Непостижимые мысли расцветали и увядали позади тёмных глаз ребёнка. – Это было неизбежно. Мы знали, что они получат доступ в паутину, прежде чем война закончится. С вами Игнатум, Ра. С вами “Потомок Бдительного Света”. Вы выстоите.

– Я отвожу все оставшиеся войска в Невозможный город. Внешние туннели потеряны, мой король. Врагов слишком много, чтобы отбить их.

– Да будет так, – разрешил ребёнок. – Организуйте оборону в Каластаре. Продавайте каждый шаг так дорого, как сможете. Что-то ещё?

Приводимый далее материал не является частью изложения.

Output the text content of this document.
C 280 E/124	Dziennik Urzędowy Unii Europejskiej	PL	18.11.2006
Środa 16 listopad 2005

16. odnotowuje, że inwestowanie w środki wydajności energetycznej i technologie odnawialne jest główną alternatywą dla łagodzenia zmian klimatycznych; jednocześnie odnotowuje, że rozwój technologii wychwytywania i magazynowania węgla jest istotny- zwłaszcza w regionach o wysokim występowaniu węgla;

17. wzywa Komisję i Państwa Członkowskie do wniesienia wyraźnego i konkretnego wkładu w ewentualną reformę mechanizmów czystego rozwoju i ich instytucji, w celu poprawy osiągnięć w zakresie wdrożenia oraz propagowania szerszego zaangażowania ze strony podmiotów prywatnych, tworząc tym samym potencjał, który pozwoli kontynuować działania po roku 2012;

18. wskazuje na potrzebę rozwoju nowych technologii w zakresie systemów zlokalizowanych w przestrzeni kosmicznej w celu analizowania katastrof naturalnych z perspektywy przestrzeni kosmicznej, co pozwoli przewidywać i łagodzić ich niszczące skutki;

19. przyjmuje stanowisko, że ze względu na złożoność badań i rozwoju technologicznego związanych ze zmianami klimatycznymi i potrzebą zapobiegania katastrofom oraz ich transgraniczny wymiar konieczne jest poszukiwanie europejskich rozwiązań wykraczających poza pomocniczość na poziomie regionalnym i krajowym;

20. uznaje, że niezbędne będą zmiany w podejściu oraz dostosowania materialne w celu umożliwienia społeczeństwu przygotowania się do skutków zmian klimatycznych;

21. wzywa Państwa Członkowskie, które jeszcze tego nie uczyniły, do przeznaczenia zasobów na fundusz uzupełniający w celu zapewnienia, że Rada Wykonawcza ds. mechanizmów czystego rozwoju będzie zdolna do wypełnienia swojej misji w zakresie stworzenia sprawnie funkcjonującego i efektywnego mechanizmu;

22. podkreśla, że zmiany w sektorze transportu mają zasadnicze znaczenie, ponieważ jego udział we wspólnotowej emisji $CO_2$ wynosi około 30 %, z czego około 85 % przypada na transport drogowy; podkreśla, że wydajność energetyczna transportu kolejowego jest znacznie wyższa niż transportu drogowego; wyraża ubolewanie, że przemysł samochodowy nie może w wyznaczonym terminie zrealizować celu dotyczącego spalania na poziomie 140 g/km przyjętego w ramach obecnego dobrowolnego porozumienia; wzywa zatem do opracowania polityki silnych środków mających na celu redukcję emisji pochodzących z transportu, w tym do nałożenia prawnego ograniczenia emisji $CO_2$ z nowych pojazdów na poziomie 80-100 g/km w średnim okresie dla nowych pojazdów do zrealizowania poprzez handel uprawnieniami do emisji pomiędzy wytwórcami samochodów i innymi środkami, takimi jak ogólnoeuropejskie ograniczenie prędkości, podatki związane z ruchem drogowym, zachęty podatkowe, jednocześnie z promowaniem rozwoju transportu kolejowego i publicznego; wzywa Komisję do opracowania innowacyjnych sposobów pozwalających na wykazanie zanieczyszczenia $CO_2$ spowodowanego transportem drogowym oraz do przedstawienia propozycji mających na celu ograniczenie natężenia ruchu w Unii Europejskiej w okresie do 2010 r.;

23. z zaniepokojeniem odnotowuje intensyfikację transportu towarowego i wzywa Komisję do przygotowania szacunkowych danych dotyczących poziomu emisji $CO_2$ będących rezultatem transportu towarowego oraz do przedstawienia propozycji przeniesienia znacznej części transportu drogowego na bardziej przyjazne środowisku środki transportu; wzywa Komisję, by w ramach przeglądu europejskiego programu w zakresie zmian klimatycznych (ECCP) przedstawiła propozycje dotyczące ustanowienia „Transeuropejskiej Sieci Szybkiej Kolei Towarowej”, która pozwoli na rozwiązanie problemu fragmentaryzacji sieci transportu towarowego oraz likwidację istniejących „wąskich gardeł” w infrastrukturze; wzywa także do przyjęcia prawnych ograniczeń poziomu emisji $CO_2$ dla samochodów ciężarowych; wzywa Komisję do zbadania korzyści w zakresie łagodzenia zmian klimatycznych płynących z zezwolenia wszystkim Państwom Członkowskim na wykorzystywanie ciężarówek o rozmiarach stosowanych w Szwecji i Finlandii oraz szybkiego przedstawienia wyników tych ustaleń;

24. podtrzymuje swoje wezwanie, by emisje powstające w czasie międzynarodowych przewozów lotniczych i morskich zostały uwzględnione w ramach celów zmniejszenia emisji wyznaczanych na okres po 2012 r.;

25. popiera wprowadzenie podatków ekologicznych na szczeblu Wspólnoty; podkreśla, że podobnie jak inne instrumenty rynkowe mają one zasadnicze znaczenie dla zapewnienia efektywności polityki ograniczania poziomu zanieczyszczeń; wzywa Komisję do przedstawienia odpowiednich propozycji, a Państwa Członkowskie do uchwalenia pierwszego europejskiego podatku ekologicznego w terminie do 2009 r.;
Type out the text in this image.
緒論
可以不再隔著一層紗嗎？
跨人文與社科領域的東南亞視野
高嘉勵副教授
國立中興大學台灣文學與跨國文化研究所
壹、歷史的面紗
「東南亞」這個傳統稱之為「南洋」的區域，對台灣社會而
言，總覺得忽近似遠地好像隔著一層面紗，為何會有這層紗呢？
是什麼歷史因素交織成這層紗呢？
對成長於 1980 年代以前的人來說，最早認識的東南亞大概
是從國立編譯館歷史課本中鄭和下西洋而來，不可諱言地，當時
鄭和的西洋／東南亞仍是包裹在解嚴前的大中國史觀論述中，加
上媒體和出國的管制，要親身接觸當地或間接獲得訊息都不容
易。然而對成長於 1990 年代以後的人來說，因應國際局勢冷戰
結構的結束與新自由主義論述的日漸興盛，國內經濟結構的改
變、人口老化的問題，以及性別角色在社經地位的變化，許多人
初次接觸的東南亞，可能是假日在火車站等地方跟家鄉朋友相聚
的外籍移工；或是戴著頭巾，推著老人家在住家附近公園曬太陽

– Я направил Диоклетиана на поверхность, чтобы привести больше воинов. Всех кого он сможет собрать. Мой король, Десять Тысяч истекают кровью и Безмолвное Сестринство истекает кровью вместе с нами, но если бы Вы оставили Трон хотя бы ненадолго, сир, мы смогли бы контратаковать и глубоко вклиниться в Глупость Магнуса. Мы очистили бы сотни туннелей.

– Я не могу оставить Золотой Трон, – ответил мальчик кратко и резко. – Это не изменится.

– Сир…

– Я не могу оставить Золотой Трон. Иначе все пути между Имперской Темницей и Невозможным городом будут разрушены и наводнены порождениями варпа. Вы останетесь одни, Ра. Одни и окружённые.

– Но мы можем продержаться, пока Вы не придёте к нам.

– Кадай предлагал то же самое, как и Ясарик, и Гелий перед ним. Каждый из Десяти Тысяч воплощает генетические знания, накопленные за множество жизней. Каждый из вас уникален. Произведение искусства, которое невозможно повторить. Я дорожу вашими жизнями, хотя, не задумываясь, трачу столь много других. Я не приказал бы Десяти Тысячам идти в огонь, если бы был выбор.

– Понимаю, сир.

– Нет. Не понимаешь. – Мальчик закрыл глаза. – В момент, когда я встану со своего места, мечты человечества умрут.

– Как скажете, мой король.

Мальчик провёл рукой по искажённому болью лицу. – Что с работой Механикум? Что с Менделем?

– Аднектор-примус погиб, сир. Он пал, когда начали разрушаться внешние туннели.

Мальчик встретил взгляд Ра, темноглазый и холодный. – Мендель погиб?

– На перекрёстке одной из главных магистралей. Он был в авангарде Кадая. Я пробился к нему, чтобы забрать останки.

Взгляд мальчика стал рассеянным. Казалось, что перед Ра оболочка ребёнка, мумифицированный труп мальчика, умершего слишком рано.

– Мой король? – спросил Ра.

– Это – ваша война, – рассеянно ответил мальчик. – Десять Тысяч и Безмолвное Сестринство должны удержать паутину. Если вы подведёте меня – вы подведёте человечество.

– Я скорее умру, чем подведу Вас, ваше величество.

Мальчик снова вздрогнул. Сжался на этот раз, нескрываемая боль – не страшная, но настоящая – вспыхнула в глазах ребёнка. Это вернуло его в настоящее. – Малкадор и Седьмой проигрывают войну за Империум, – произнёс он. – Это – трагедия, но эту трагедию можно обратить, пока я дышу. Империум, в конечном счёте, всего лишь империя. Империи можно отвоевать, будь то спасение от невежества или освобождение от рук предателей.

Усмешка Ра напоминала полумесяц утомлённого страдания. – Мы столкнулись с великим множеством предателей, мой король.

Уголки рта мальчика стали глубже. Не улыбка. Ни в коем случае. Возможно, подёргивание. Очередная дрожь. – Предатели есть всегда, Ра. После того, как Десять Тысяч завершили Усмирение Ашарика, я сказал вам всем, что есть грех намного серьёзнее, чем предательство.